We're thrilled to share that Droidrun has reached state-of-the-art performance on the AndroidWorld benchmark, with a remarkable 63.0% success rate across 116 varied Android automation tasks. And the best part? We are completely open source.
The AndroidWorld Challenge
AndroidWorld is a comprehensive benchmark featuring 116 diverse tasks across 20 real-world Android applications. These tasks span multiple categories of mobile automation, from recording audio clips with specific filenames to managing contacts, creating expense entries, taking photos, managing music playlists, and handling calendar events.
The benchmark tests an agent's ability to understand Android interfaces, plan appropriate actions, and execute complex workflows across apps like Audio Recorder, Camera, Contacts, File managers, Simple Calendar, SMS apps, Music players, Drawing apps, Browser automation, Maps, and more.
The Setup Nightmare
Let's be honest, AndroidWorld is very hard to setup and still has some rough edges. We faced significant challenges in setting up the environment that required custom solutions.

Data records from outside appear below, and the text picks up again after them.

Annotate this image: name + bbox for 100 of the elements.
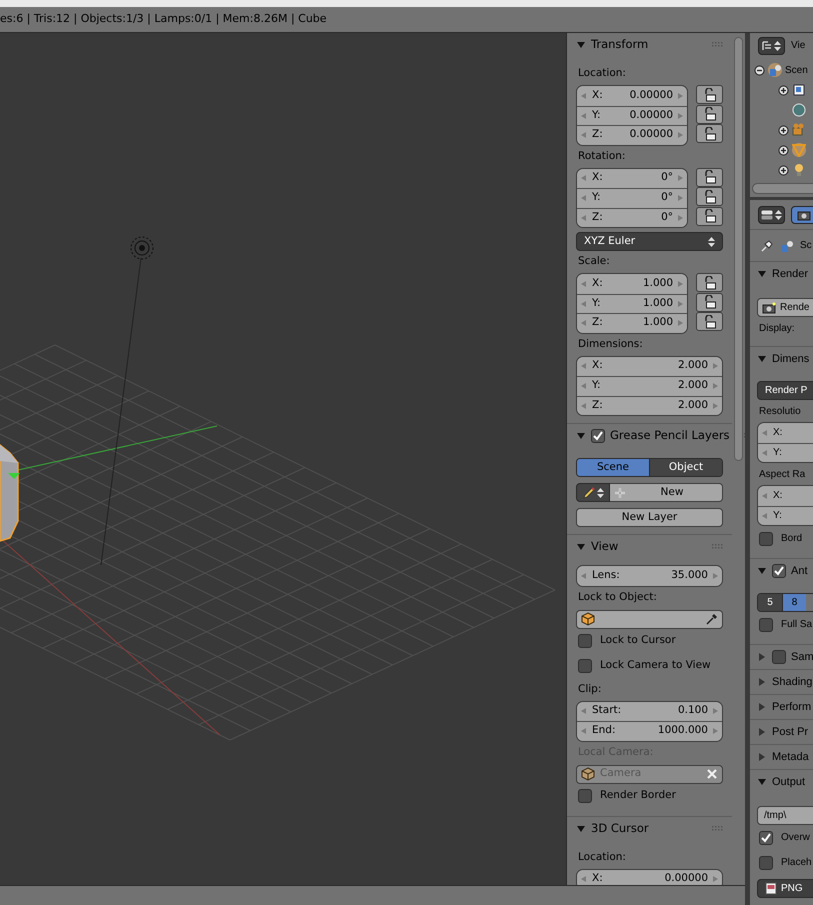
cube-drawing[interactable]: [0, 443, 20, 542]
number-field[interactable]: X: 0.00000: [577, 86, 687, 106]
number-field[interactable]: Z: 1.000: [577, 313, 687, 332]
number-field[interactable]: Z: 2.000: [577, 396, 722, 415]
number-field[interactable]: X:: [758, 486, 813, 506]
number-field[interactable]: X: 0°: [577, 168, 687, 188]
panel-header[interactable]: Perform: [750, 695, 813, 719]
checkbox-label[interactable]: Render Border: [600, 788, 676, 804]
text-field[interactable]: /tmp\: [757, 806, 813, 825]
toggle-tab[interactable]: Object: [649, 459, 722, 476]
dropdown[interactable]: PNG: [757, 879, 813, 898]
panel-header[interactable]: 3D Cursor: [567, 816, 732, 840]
checkbox[interactable]: [759, 856, 773, 870]
expand-triangle-icon[interactable]: [757, 752, 767, 762]
lock-toggle[interactable]: [696, 273, 723, 292]
browse-button[interactable]: [576, 483, 610, 502]
left-arrow-icon: [581, 320, 586, 326]
collapse-triangle-icon[interactable]: [757, 354, 767, 364]
checkbox-label[interactable]: Overw: [781, 830, 810, 845]
button[interactable]: Rende: [757, 298, 813, 317]
checkbox[interactable]: [759, 618, 773, 632]
render-tab[interactable]: [791, 206, 813, 224]
checkbox[interactable]: [772, 650, 786, 664]
expand-icon[interactable]: [778, 124, 789, 136]
lock-toggle[interactable]: [696, 206, 723, 226]
number-field[interactable]: Lens: 35.000: [577, 566, 722, 586]
number-field[interactable]: Z: 0°: [577, 208, 687, 227]
checkbox-label[interactable]: Lock to Cursor: [600, 633, 676, 649]
checkbox[interactable]: [591, 429, 605, 443]
expand-icon[interactable]: [778, 144, 789, 156]
collapse-triangle-icon[interactable]: [757, 566, 767, 576]
collapse-triangle-icon[interactable]: [576, 40, 586, 50]
collapse-triangle-icon[interactable]: [757, 777, 767, 787]
dropdown[interactable]: Render P: [757, 381, 813, 400]
view-menu[interactable]: Vie: [791, 38, 806, 53]
panel-header[interactable]: Shading: [750, 670, 813, 694]
expand-triangle-icon[interactable]: [757, 677, 767, 687]
field-label: Rotation:: [577, 148, 626, 164]
number-field[interactable]: X: 2.000: [577, 356, 722, 376]
expand-triangle-icon[interactable]: [757, 727, 767, 737]
number-field[interactable]: Start: 0.100: [577, 702, 722, 721]
number-field[interactable]: Z: 0.00000: [577, 125, 687, 144]
checkbox[interactable]: [772, 564, 786, 578]
toggle-tab[interactable]: Scene: [577, 459, 649, 476]
checkbox-label[interactable]: Lock Camera to View: [600, 658, 711, 674]
number-field[interactable]: X: 0.00000: [577, 870, 722, 885]
panel-header[interactable]: Ant: [750, 559, 813, 583]
number-field[interactable]: Y:: [758, 442, 813, 462]
new-button[interactable]: New: [610, 483, 723, 502]
collapse-icon[interactable]: [754, 64, 765, 76]
lock-toggle[interactable]: [696, 104, 723, 124]
panel-header[interactable]: Post Pr: [750, 720, 813, 744]
lock-toggle[interactable]: [696, 312, 723, 331]
toggle-tab[interactable]: 8: [782, 594, 806, 611]
lock-toggle[interactable]: [696, 168, 723, 186]
number-field[interactable]: Y: 2.000: [577, 376, 722, 396]
button[interactable]: New Layer: [576, 508, 723, 527]
expand-icon[interactable]: [778, 84, 789, 96]
number-field[interactable]: End: 1000.000: [577, 721, 722, 740]
padlock-icon: [704, 276, 716, 290]
checkbox[interactable]: [759, 830, 773, 844]
number-field[interactable]: Y: 0°: [577, 188, 687, 208]
lock-toggle[interactable]: [696, 292, 723, 312]
expand-triangle-icon[interactable]: [757, 702, 767, 712]
editor-type-button[interactable]: [758, 36, 785, 54]
number-field[interactable]: X:: [758, 423, 813, 442]
panel-header[interactable]: Dimens: [750, 347, 813, 371]
panel-header[interactable]: Transform: [567, 33, 732, 57]
panel-header[interactable]: View: [567, 535, 732, 559]
checkbox[interactable]: [578, 789, 592, 803]
checkbox-label[interactable]: Bord: [781, 531, 802, 546]
editor-type-button[interactable]: [758, 206, 785, 224]
panel-header[interactable]: Metada: [750, 745, 813, 769]
panel-header[interactable]: Output: [750, 770, 813, 794]
checkbox[interactable]: [759, 532, 773, 546]
scrollbar[interactable]: [734, 37, 743, 461]
checkbox[interactable]: [578, 659, 592, 673]
number-field[interactable]: Y:: [758, 506, 813, 525]
object-field[interactable]: [576, 610, 723, 628]
number-field[interactable]: X: 1.000: [577, 274, 687, 294]
checkbox[interactable]: [578, 634, 592, 648]
lock-toggle[interactable]: [696, 124, 723, 143]
collapse-triangle-icon[interactable]: [757, 269, 767, 279]
dropdown[interactable]: XYZ Euler: [576, 232, 723, 251]
expand-triangle-icon[interactable]: [757, 652, 767, 662]
checkbox-label[interactable]: Placeh: [781, 855, 812, 870]
tree-item-label[interactable]: Scen: [785, 62, 808, 78]
lock-toggle[interactable]: [696, 85, 723, 104]
collapse-triangle-icon[interactable]: [576, 824, 586, 834]
panel-header[interactable]: Sam: [750, 645, 813, 669]
number-field[interactable]: Y: 0.00000: [577, 106, 687, 125]
checkbox-label[interactable]: Full Sa: [781, 617, 812, 632]
expand-icon[interactable]: [778, 164, 789, 176]
toggle-tab[interactable]: 5: [758, 594, 782, 611]
lock-toggle[interactable]: [696, 187, 723, 206]
collapse-triangle-icon[interactable]: [576, 431, 586, 441]
number-field[interactable]: Y: 1.000: [577, 294, 687, 313]
breadcrumb-label[interactable]: Sc: [800, 238, 812, 253]
panel-header[interactable]: Render: [750, 262, 813, 286]
collapse-triangle-icon[interactable]: [576, 542, 586, 552]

We encountered numerous errors in setting up the AndroidWorld environment and needed to patch their official Docker Image to make it work properly. The original setup had compatibility issues that prevented proper execution. This wasn't just a minor configuration issue, it required deep debugging and custom patches to get a working environment.
Additionally, we needed to manually verify the Data Retrieval tasks because the automated evaluation system had reliability issues and couldn't properly assess certain task completions. This added significant overhead to our evaluation process.
Our Method
We took a different approach than the standard AndroidWorld setup. Instead of using their Accessibility Forwarding Service, we used our own Droidrun implementation with the Droidrun APK for direct access to the Accessibility API. This gave us better performance and reliability.

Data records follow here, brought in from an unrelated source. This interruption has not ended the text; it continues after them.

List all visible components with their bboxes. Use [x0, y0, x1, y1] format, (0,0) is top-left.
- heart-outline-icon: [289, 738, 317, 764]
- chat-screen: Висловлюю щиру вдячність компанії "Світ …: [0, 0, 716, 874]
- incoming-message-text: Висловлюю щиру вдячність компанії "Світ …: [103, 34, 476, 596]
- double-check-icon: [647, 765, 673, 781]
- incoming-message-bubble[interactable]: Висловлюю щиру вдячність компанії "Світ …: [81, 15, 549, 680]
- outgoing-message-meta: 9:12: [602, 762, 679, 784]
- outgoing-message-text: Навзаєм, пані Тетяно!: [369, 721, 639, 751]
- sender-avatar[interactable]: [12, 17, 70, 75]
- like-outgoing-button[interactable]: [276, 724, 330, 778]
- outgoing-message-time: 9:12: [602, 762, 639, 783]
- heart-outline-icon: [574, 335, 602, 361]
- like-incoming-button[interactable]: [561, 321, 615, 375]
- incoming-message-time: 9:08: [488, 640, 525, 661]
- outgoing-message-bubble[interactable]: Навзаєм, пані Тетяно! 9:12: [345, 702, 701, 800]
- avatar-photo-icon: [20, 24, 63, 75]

The agent used Gemini 2.5 Pro as the base model and leverages reasoning and reflection capabilities from the Droidrun framework for enhanced decision making and error recovery. This combination proved crucial for handling the complex, multi step tasks in AndroidWorld.
Our evaluation process involved loading the complete AndroidWorld Task Suite and integrating it with Droidrun, then evaluating performance using AndroidWorld's evaluation scripts with manual verification for edge cases and data retrieval tasks.
We've made our complete setup available as a Docker image for easy reproduction. You can find the full implementation and setup instructions in our droidrun-android-world repository .
The Execution Process
Task Loading & Integration: We loaded the complete AndroidWorld Task Suite and gave it to Droidrun for execution. The integration required custom adapters to bridge AndroidWorld's task format with Droidrun's execution engine.
Automated Evaluation: Tasks were evaluated using AndroidWorld's evaluation scripts, which check for task completion based on specific success criteria and state verification.
Manual Verification: Some tasks required manual verification because they evaluated incorrectly or couldn't be automatically assessed (particularly data retrieval tasks). We manually reviewed execution traces and final states to determine success.
App Setup Handling: Sometimes our agent had to set up the apps independently because the AndroidWorld environment didn't initialize them correctly. This required additional app state management and configuration steps.
The Results
AndroidWorld Benchmark Results
Success rates of leading AI agents on the 116-task AndroidWorld benchmark (2024-2025)
What's Next?
We're not stopping here! Our achievement on AndroidWorld demonstrates the potential of autonomous mobile agents, but there's still much work to be done. The mobile automation space is rapidly evolving, and we're committed to pushing the boundaries further.
Remember these results were achieved with our current setup, imagine what's possible as we continue to improve and optimize Droidrun! The fact that we're fully open source means the entire community can benefit from and contribute to these advances.